Lord Empey said DUP leader Arlene Foster "needs to make her position clear" on Mr Robinson's comments and explain if she either agrees with him or is keen to completely disassociate the party from the notion.

"It is truly hard to fathom that a former senior unionist could be coming out with these sorts of comments when our national government is in the middle of intense negotiations about the UK's departure from the EU, where the EU and the Republic's Government are using Northern Ireland as a political football to try and leverage more concessions from the United Kingdom, " he said.

“Peter Robinson is playing into the hands of our country’s opponents.”

DUP member Gregory Campbell, an East Derry MP and former Stormont minister, said Mr Robinson "is right in terms of the analogy of the insurance policy. He is right in that sense."

‘Never come about’

“I think his explanation about the insurance policy is a valid one,” he said. “Many, many people take out insurance policies for issues that never come about. But you take it out for the possibility that it might. So that is a relevant point.”

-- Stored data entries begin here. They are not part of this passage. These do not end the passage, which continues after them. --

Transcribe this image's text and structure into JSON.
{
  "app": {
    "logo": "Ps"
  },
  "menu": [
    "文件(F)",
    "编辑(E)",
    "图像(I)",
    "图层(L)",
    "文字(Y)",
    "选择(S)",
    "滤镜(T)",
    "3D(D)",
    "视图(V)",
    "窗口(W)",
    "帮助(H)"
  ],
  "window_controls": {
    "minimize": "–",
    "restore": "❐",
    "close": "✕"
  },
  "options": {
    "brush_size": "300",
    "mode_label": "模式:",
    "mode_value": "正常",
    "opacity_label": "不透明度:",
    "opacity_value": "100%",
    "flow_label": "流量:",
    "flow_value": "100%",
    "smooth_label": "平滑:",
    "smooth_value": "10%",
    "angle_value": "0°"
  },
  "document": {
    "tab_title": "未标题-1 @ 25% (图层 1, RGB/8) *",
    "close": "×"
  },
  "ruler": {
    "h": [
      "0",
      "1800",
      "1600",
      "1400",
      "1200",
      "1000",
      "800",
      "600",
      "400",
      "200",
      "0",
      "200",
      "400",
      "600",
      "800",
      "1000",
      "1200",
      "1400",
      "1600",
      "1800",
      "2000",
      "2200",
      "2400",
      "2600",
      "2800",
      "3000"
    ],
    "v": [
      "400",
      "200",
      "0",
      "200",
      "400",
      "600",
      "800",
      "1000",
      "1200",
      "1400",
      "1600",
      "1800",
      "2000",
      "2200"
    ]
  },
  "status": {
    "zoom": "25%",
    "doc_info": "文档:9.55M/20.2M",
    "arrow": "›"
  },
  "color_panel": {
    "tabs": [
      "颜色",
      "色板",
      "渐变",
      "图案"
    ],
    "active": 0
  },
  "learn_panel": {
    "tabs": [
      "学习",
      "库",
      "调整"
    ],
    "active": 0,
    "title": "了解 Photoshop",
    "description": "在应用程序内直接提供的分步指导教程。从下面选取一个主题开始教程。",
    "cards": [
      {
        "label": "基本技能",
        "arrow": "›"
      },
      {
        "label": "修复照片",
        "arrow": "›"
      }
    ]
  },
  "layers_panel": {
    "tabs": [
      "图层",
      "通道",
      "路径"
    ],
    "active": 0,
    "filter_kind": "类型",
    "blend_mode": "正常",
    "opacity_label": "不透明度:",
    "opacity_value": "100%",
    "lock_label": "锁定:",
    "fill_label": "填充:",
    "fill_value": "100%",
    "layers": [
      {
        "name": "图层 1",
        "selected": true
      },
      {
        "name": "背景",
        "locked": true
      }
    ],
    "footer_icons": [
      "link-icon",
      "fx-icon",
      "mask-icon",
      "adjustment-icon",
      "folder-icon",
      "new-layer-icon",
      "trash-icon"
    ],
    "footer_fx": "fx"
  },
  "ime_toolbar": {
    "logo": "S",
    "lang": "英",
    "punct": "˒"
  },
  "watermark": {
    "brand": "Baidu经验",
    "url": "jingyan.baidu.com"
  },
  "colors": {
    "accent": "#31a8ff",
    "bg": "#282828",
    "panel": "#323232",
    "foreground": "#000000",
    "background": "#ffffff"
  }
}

However, Mr Campbell said he did not see any advantage in opening up a discussion about “something that isn’t going to materialise”.

“There is no concept of Britishness in the Irish Republic, so there is just no possibility of a united Ireland happening. It is out of the question,” he said.

The DUP has traditionally been opposed to any connections with the Republic and Mr Campbell insisted his former leader’s remarks said nothing about the journey his party is on.

“The DUP’s attitude to the Republic used to be different to what it is now, but that’s because the Republic’s attitude to Northern Ireland was different to what it is now,” he said.

Mr Campbell declined to say whether he would accept a democratic vote on a united Ireland, because if he answered that he would “be doing what I have suggested people shouldn’t do”.

“Why would I sit down and start to rationalise and talk to people about how our Britishness is going to be accepted in a new whatever it is, united Ireland or federal Ireland. It would be an impossibility.”